I press him on that claim, and he backs down, but only slightly. "Nothing is unbreakable," he says. "If someone has the resources, the money and the time ..." He pauses here. "I mean, people hacked the Pentagon, so who am I to say that we can't be broken?" He feels it's less about whether it's possible to open the phone and more about how difficult the company can make it to open. He believes few would be interested in attacking the Solarin given that it's been created to be difficult to crack. Not to mention that there are far easier devices to go after in other, poorer people's pockets.

However, I'm curious how confident he can be about his phone's security credentials when it's not his own operating system. Android is someone else's product, and will always be vulnerable to the errors, concessions and design decisions made by Google's engineers. There's also the fact that Solarin would be in trouble should Google bend to pressure by the US government to add a backdoor. Hogeg is confident that whatever problems Google creates, his team can fix, and that he's "never going to put backdoors in this product, period." Another thing he's very sure of is that when it comes to security, Android is on the way up compared with Apple, because it's "very easy to hack an iPhone."

The former Israeli soldier doesn't name Cellebrite, but he seems to confirm the quasi-open secret that the Israeli security company does have a way to breach iOS. In fact, he says he's seen the process with his "own eyes," and that it's as "easy as knowing your phone number." He feels that the recent kerfuffle between Apple and the government over the San Bernardino iPhone wasn't about technology, but money. "Of course they can hack the phone, but it costs them a lot of money!" he says, adding that it's more about saving "the taxpayer some money."

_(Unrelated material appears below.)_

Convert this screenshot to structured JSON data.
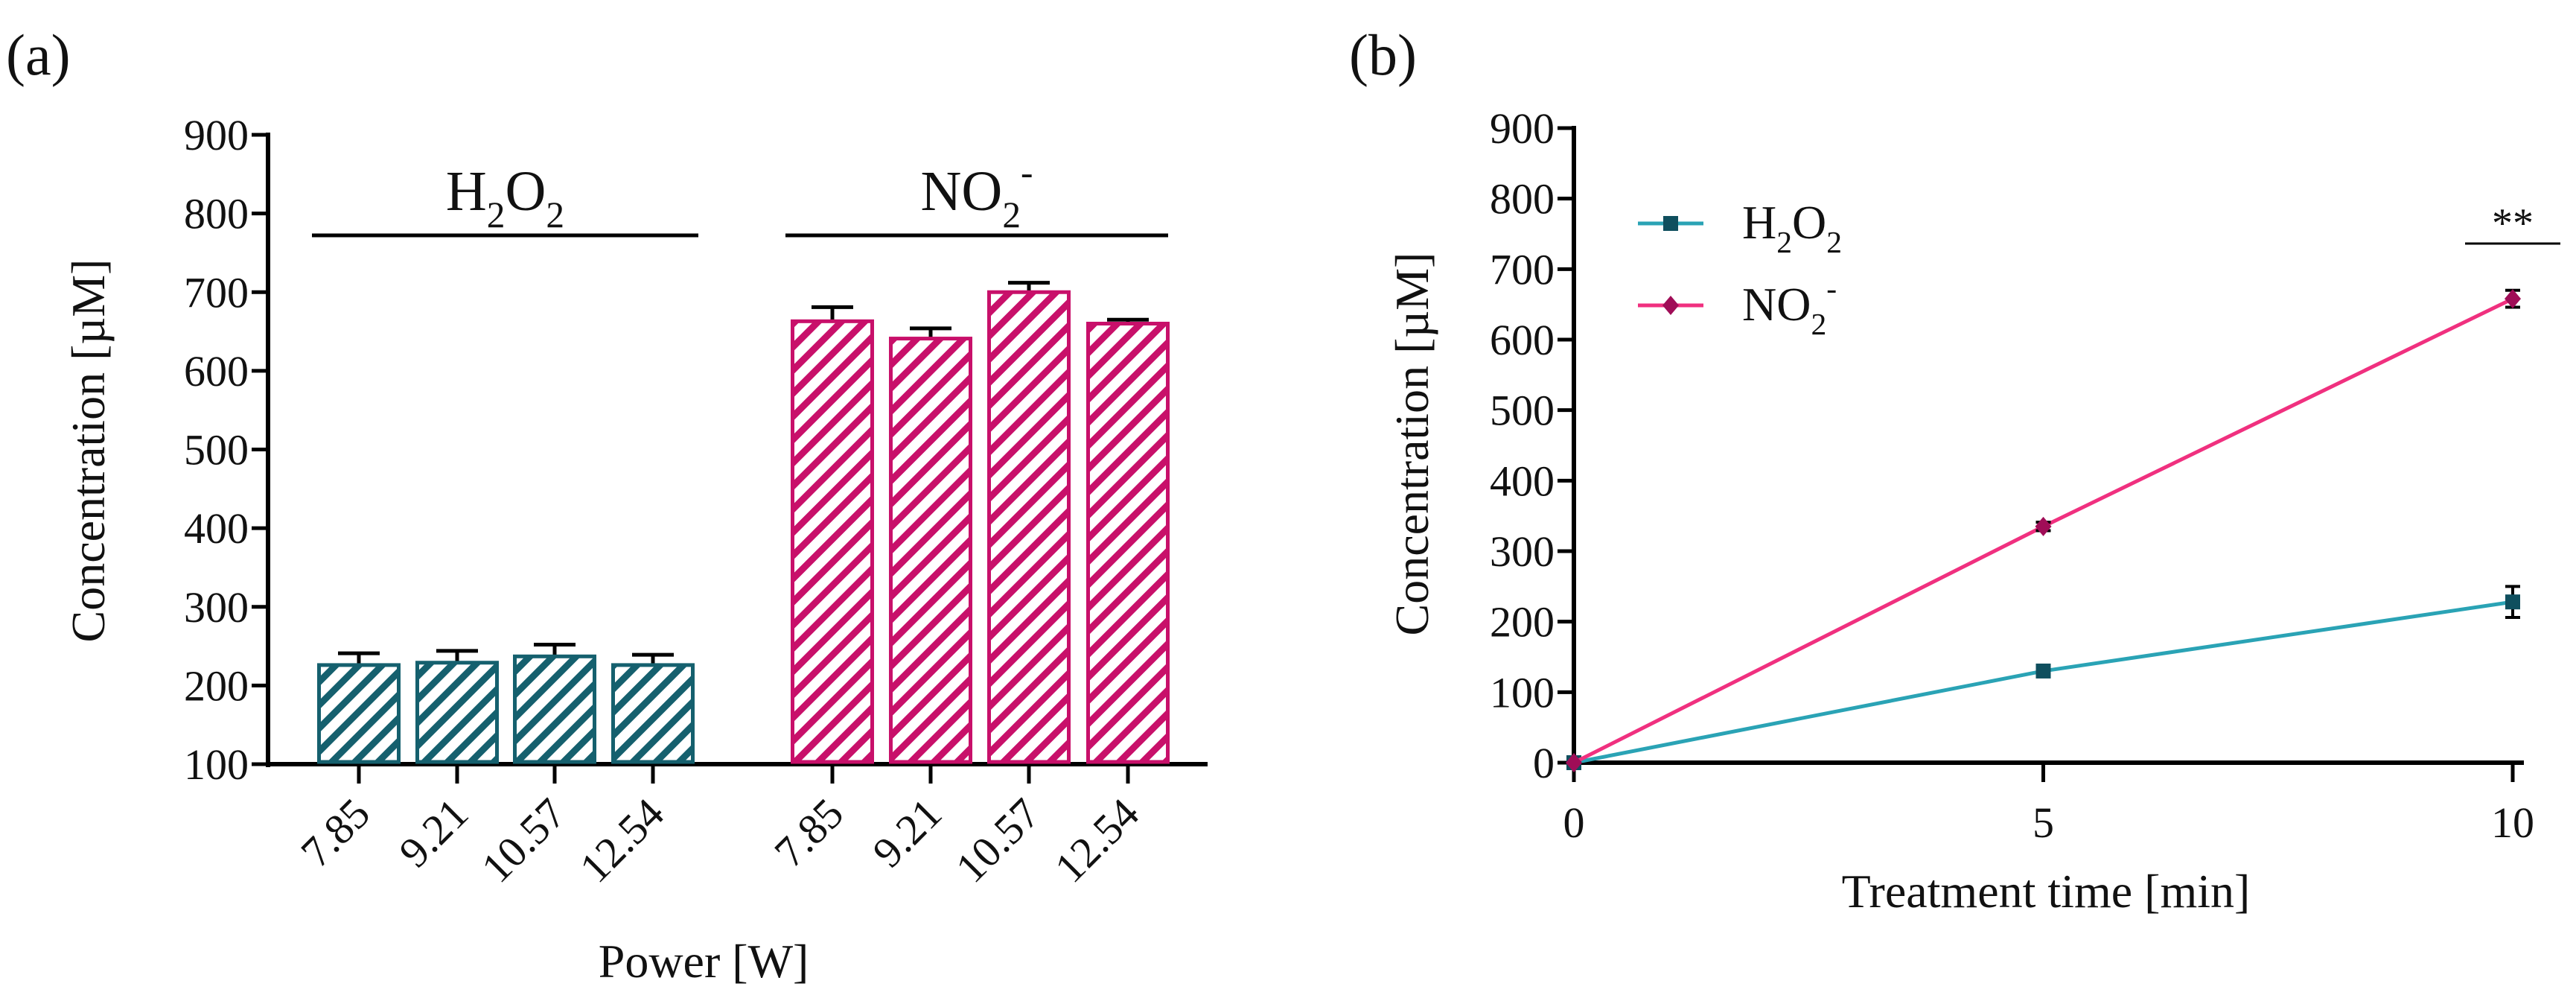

Hogeg jokes that the high price and target market of the Solarin mean this device is hardly going to be of much interest to any government. "We're not a phone for terrorists," he roars. "We're a phone for businesspeople, and the NSA doesn't care about businesspeople." Why, then, wouldn't a cost-conscious industrialist simply opt for Silent Circle's (much cheaper) Blackphone? "When you look at the various ways you can hack a phone," he responds, "some of these phones are very good at certain types of attacks." But according to Hogeg, only Solarin, which was developed in partnership with Silent Circle's (unnamed) competitors, is the true all-rounder.

I'm reminded of another company that marketed its devices predominantly to business types with the promise of privacy: BlackBerry. Initially, it did so with sleek, inconspicuous hardware that promised rock-solid security, albeit with a limited ecosystem. Later it tried with a premium Android handset that also bragged to the world about the combination of hardware and software that would keep your data safe. I ask him: How can Sirin Labs, with a premium Android handset that boasts added security, avoid the same pitfalls as BlackBerry? Moche Hogeg pauses, exhales and smiles. "That's a very, very good question," he says. A moment later, after he collects himself, he adds: "I don't have an answer." Another pause. "But I studied that, and I think we have a way to avoid it." Then, after another pause, he says, "We'll know soon, eh?"

Aaron Souppouris contributed to this report.